2. Betriebliche Beeinträchtigung
Die Krankheit muss den betrieblichen Ablauf erheblich stören, z. B. durch Produktionsausfälle, organisatorische Probleme oder hohe Kosten für Ersatzpersonal.
3. Interessenabwägung
Eine Abwägung der Interessen von Arbeitgeber und Arbeitnehmer ist erforderlich. Dabei werden Faktoren wie die Dauer der Betriebszugehörigkeit, das Alter und die soziale Situation des Arbeitnehmers berücksichtigt.
4. Betriebliches Eingliederungsmanagement (BEM)
Vor der Kündigung ist der Arbeitgeber verpflichtet, ein Betriebliches Eingliederungsmanagement (BEM) anzubieten. Ziel ist es, Möglichkeiten zur Wiedereingliederung zu prüfen und eine Kündigung zu vermeiden.
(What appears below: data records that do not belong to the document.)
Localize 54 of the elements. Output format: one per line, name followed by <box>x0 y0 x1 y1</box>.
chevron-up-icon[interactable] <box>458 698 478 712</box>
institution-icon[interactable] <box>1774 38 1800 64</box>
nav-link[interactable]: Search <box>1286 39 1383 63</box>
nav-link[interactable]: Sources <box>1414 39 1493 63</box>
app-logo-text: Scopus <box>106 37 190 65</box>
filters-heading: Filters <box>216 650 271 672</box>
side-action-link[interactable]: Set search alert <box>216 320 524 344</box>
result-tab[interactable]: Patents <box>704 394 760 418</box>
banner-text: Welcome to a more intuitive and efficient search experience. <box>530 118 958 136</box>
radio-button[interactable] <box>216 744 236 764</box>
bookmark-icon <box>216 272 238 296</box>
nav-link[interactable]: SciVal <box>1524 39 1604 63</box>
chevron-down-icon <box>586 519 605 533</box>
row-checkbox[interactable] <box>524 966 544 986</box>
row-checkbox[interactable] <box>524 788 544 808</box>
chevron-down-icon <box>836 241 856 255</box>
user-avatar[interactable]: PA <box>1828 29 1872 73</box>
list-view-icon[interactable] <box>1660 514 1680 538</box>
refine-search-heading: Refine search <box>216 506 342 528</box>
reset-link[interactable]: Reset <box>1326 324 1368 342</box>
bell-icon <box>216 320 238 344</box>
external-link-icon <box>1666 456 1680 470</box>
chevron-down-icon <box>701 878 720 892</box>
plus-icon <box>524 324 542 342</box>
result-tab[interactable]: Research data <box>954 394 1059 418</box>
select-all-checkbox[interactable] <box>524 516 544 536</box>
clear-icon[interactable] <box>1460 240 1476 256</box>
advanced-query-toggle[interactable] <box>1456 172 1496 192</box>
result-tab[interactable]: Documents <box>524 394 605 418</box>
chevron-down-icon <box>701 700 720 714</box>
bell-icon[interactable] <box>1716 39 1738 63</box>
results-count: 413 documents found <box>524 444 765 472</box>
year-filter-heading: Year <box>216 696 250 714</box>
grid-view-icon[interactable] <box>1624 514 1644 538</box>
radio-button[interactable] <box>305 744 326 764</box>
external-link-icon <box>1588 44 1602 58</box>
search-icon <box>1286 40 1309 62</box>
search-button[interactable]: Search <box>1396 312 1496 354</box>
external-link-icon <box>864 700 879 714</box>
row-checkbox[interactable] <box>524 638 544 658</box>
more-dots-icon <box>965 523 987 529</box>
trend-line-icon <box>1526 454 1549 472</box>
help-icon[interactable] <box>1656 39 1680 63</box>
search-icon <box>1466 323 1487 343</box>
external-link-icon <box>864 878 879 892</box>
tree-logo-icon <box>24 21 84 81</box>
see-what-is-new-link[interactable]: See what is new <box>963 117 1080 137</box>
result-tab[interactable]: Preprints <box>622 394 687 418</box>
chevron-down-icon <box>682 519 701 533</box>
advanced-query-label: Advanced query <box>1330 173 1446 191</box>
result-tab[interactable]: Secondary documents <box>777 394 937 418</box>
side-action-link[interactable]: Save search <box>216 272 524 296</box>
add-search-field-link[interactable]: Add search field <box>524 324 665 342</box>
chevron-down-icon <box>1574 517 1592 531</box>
Zusammengefasst: Eine Kündigung wegen langer Krankheit ist nur möglich, wenn eine dauerhafte Arbeitsunfähigkeit prognostiziert wird, der Betrieb erheblich beeinträchtigt wird und alle milderen Mittel (z. B. Wiedereingliederung) ausgeschöpft sind. Ohne diese Voraussetzungen wäre die Kündigung unwirksam.
Lies mehr zum Thema in diesem Beitrag: Krankheitsbedingte Kündigung: Wichtige Infos zu Regeln, Voraussetzungen und Abfindungen in 2025.
Dieser Beitrag ist nach bestem Wissen und Gewissen sorgfältig zusammengestellt. Es wird kein Anspruch auf Vollständigkeit und Ausschließlichkeit der Inhalte gestellt. Die in diesem Beitrag zur Verfügung gestellten Informationen sind unverbindlich, ersetzen keine juristische Beratung und stellen keine Rechtsauskunft dar.
FAQ
Hier sind Antworten auf die Fragen, die häufig gestellt werden.
Wird Urlaub bei Krankheit gutgeschrieben?
Wird Urlaub bei Krankheit gutgeschrieben? Ja, die gesetzliche Regelung besagt, dass Krankheitstage nicht auf den Jahresurlaub angerechnet werden. Bei Langzeiterkrankungen gilt der Urlaubsanspruch bis zu 15 Monate.
Kann man während einer Krankschreibung Urlaub nehmen?
Ja, während einer Krankschreibung kannst du Urlaub nehmen. Dabei solltest du beachten, dass du die Genehmigung deines Arbeitgebers benötigst. Den Urlaubsanspruch behältst du trotz Krankheit.
Welche rechtlichen Grundlagen gelten für den Urlaubsanspruch bei Krankheit?
Rechtliche Grundlagen für den Urlaubsanspruch bei Krankheit sind das Bundesurlaubsgesetz (BUrlG) und die Entgeltfortzahlung im Krankheitsfall. Bei Arbeitsunfähigkeit wird Urlaub auf das nächste Kalenderjahr übertragen, wenn der Urlaub nicht in vollem Umfang genommen werden kann. Sorge für fristgerechte Krankmeldungen, um deinen Anspruch beizubehalten.